Mehere Partitionen: Vergiss es erst mal... die meisten NAS nehmen die ganze Platte und man kann dann da mehrere Freigaben erstellen - da kann man dann natürlich Netzlaufwerke drauf verbinden, nur Partitionen im eigentlichen Sinn hast du da nirgends...
Partition mit Windowsupdates? Brauchst du wohl einen WSUS-Server  Ich würde sagen: rede ihm das aus 
Backuppartition: Welche Änderungen? Wenn es die NAS nicht als Funktion mitbringt, dann musst du das mittels einer anderne Backupsoftware auf dem PC erledigen (das sollte aber recht gut möglich sein).
FTP-Server: Wie gesagt - du bist auf die Funktionalität des NAS beschränkt. Eine ganz gute NAS sollte das angesprochene können. Was du mit fester IP meinst, weis ich nicht. Falls von außen darauf zugegriffen werden soll: Dyndns und Portforwarding.

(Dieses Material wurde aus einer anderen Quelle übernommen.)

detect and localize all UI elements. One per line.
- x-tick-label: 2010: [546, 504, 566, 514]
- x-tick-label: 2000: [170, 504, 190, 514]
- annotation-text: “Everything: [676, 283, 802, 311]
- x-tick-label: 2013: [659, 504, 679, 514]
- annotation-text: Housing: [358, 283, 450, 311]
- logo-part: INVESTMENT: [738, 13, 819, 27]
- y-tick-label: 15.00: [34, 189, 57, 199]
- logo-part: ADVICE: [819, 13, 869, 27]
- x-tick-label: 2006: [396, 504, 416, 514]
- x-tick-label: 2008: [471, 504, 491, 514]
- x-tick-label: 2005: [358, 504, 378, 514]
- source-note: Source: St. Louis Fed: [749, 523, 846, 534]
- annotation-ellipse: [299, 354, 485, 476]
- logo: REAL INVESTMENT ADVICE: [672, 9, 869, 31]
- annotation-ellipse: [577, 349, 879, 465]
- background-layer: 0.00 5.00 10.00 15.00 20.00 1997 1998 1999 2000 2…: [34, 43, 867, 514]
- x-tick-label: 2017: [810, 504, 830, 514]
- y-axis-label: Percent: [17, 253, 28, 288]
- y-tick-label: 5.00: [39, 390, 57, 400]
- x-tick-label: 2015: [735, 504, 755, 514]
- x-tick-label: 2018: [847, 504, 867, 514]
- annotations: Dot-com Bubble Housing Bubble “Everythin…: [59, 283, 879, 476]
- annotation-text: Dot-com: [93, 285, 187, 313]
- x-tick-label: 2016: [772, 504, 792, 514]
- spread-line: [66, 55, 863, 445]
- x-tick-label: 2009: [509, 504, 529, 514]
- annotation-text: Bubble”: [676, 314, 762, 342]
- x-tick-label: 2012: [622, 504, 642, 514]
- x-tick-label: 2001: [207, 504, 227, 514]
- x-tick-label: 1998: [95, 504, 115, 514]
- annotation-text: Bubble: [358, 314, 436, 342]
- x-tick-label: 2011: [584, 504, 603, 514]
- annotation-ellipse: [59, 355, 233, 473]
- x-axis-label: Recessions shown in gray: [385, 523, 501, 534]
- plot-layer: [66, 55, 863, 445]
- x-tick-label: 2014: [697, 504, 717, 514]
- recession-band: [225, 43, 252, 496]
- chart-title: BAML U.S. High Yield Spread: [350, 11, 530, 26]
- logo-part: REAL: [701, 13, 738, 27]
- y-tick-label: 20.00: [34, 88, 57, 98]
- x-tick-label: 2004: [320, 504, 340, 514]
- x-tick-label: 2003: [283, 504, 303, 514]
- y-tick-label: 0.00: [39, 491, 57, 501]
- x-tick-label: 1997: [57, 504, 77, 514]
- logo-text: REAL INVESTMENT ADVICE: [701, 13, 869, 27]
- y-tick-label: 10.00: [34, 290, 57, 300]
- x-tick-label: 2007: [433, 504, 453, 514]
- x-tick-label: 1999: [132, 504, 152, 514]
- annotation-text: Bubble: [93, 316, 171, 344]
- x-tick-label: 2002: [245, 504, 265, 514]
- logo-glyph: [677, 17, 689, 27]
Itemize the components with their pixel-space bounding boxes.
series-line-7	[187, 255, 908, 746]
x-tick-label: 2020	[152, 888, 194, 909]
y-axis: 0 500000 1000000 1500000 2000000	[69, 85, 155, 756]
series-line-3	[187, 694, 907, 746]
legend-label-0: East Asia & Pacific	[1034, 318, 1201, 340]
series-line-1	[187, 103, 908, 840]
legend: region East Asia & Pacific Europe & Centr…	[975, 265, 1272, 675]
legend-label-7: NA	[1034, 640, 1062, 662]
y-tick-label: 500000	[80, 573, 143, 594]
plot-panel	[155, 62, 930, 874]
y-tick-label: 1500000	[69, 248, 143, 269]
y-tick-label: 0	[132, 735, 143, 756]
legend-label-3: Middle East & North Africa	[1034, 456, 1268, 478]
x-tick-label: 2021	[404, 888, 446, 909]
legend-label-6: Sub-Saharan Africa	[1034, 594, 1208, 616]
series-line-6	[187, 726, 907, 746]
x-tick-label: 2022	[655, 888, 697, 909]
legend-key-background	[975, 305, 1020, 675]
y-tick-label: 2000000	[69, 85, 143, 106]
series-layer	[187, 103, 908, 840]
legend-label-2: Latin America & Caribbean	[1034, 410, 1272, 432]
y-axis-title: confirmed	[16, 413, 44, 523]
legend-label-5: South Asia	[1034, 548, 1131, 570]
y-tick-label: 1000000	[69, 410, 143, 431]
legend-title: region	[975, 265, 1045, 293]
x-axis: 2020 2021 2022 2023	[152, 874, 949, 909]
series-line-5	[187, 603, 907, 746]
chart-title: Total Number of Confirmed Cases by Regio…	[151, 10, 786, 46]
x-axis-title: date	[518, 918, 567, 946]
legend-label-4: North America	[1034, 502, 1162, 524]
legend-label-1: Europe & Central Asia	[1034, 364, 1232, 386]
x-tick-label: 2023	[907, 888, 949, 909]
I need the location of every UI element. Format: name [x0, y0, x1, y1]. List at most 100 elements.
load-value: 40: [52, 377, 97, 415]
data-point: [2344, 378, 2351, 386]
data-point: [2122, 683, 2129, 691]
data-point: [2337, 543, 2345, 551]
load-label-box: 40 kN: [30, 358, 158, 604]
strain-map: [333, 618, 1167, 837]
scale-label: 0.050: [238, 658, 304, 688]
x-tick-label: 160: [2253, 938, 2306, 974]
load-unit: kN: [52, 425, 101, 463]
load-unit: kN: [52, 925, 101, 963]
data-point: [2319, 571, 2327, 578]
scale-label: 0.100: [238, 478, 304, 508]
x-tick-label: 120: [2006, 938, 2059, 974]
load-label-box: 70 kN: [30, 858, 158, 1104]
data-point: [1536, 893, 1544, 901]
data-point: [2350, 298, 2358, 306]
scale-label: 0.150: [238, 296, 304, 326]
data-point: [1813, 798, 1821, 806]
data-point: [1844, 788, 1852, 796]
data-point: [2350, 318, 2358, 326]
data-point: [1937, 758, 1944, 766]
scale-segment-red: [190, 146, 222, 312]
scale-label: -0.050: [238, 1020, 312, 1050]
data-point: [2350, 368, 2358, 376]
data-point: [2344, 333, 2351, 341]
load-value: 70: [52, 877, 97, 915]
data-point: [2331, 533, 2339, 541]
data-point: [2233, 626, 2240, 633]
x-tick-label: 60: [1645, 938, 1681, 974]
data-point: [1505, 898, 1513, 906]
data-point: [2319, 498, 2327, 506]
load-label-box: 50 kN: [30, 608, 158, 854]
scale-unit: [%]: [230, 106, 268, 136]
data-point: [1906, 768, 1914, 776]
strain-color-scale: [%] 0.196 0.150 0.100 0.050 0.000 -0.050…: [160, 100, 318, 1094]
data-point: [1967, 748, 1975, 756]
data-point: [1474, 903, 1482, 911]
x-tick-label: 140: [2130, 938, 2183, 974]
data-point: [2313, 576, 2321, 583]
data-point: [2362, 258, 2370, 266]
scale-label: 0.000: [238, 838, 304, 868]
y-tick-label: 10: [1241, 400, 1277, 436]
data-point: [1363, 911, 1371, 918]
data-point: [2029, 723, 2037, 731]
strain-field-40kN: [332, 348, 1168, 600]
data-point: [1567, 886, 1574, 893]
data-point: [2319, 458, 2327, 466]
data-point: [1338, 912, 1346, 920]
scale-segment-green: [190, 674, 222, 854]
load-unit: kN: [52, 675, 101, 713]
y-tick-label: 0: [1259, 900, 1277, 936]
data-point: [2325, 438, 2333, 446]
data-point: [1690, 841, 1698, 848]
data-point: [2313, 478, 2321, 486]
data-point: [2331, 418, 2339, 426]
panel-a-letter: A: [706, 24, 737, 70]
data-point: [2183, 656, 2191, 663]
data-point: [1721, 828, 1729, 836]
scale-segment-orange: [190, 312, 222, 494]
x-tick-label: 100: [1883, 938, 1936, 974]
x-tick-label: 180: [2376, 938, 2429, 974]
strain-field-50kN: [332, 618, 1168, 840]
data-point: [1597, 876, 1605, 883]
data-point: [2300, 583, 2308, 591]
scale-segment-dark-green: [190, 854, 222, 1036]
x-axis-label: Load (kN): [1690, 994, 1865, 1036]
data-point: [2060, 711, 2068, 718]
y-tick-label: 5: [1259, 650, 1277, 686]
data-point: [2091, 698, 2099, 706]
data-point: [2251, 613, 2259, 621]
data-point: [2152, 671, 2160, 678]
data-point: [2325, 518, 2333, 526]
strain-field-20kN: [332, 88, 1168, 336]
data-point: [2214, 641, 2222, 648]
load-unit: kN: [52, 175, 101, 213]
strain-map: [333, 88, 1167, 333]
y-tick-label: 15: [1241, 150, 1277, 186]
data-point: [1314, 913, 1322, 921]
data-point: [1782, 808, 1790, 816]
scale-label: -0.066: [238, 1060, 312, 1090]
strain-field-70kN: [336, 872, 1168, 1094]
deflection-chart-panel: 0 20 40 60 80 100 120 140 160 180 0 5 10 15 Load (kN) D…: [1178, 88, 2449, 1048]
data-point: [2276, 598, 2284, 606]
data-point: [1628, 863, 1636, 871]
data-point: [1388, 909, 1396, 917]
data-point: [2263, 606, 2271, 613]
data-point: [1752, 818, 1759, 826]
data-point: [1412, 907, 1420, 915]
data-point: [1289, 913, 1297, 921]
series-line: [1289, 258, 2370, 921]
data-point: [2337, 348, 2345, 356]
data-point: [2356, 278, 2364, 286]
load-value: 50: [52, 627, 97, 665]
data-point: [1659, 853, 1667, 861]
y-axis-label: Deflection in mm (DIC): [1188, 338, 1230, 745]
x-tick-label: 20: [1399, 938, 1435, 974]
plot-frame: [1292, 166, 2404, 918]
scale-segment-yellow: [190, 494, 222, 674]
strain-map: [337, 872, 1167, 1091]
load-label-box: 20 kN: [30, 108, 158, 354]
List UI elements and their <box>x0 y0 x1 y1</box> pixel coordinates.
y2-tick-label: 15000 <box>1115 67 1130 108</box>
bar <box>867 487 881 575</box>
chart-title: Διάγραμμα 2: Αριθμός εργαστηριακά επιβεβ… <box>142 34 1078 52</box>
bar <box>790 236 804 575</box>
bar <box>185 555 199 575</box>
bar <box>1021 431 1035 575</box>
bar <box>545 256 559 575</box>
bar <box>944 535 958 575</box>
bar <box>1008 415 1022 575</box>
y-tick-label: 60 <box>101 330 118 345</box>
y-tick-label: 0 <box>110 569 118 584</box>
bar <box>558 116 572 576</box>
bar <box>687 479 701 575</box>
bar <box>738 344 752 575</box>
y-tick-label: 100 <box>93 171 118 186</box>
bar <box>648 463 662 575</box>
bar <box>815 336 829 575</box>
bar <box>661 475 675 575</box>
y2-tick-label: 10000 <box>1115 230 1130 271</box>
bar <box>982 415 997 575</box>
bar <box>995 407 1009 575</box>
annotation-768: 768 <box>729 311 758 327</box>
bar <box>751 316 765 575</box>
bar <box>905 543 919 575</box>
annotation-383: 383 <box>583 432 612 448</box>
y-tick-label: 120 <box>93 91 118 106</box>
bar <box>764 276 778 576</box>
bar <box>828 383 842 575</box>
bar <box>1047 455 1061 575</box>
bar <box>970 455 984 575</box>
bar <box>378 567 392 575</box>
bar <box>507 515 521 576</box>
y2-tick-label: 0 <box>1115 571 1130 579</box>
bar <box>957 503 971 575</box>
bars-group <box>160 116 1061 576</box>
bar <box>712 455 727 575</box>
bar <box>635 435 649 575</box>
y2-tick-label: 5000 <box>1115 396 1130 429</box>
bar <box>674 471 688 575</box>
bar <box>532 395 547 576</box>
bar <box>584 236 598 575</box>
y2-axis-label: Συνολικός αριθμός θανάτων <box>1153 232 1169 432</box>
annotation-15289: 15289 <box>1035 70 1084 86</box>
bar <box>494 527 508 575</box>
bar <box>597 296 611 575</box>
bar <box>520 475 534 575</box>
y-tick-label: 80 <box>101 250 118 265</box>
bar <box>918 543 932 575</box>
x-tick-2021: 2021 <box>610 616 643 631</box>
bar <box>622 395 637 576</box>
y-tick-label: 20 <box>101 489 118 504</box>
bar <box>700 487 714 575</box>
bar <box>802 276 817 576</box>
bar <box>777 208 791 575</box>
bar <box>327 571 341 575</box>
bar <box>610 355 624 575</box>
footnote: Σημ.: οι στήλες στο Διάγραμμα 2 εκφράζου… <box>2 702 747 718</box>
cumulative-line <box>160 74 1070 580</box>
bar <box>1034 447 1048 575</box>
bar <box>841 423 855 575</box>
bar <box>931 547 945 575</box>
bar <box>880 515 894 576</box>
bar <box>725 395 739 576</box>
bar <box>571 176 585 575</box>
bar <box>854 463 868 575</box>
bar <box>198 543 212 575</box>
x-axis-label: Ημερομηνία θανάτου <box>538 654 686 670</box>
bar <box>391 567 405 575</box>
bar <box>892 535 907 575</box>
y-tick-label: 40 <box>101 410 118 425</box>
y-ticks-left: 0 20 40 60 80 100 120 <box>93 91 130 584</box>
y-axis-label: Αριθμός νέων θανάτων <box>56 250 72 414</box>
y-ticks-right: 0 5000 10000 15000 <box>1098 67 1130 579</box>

Zusammenfassung: Du tust mir leid... wieso kauft der sowas und geht davon aus, dass er dann die eierlegende Wollmilchsau hat


----------



## AMDSempron (11. Oktober 2007)

Danke schon mal für deine Erklärungen, jetzt bin ich ein wenig schlauer. Aber um noch einmal auf die von dir genannten Unklarheiten zu antworten: Also das mit den Partitionen war so gemeint, dass Nutzer nur einen Teil der Dateien lesen oder schreiben kann und dass je nach User diese Ordner verschieden sind, das wollte ich per Partitionen machen, aber wenns mit Ordnern geht, um so besser! Kann ich diese Ordner dann per FTP verschiedenen Usern zeigen? also, dass von außen drauf zugegriffen wird. Das mit den Windowsupdates ist mir wirklich heikel, wenn du das schon sagst, ich werde wohl davon Abstand nehmen.
Mit feste IP meinte ich, dass DHCP umgangen wird, denn was nützt ein FTP Server, wenn dieser dann alle 24 Stunden eine neue IP hat?


----------



## StephenKing (12. Oktober 2007)

Wenn das NAS genügend Funtkionalität bei SMB- und FTP-Rechten hat, dann kannst du das so alles einrichten.



> Mit feste IP meinte ich, dass DHCP umgangen wird, denn was nützt ein FTP Server, wenn dieser dann alle 24 Stunden eine neue IP hat?


Immernoch höchst unklar :-[ Du kannst dem Teil ja eine statische IP (im LAN) zuweisen, nur deswegen bekommst du (bzw. dein Bruder bzw. dessen Router) trotzdem alle 24h eine neue (öffentliche) IP von seinem Provider.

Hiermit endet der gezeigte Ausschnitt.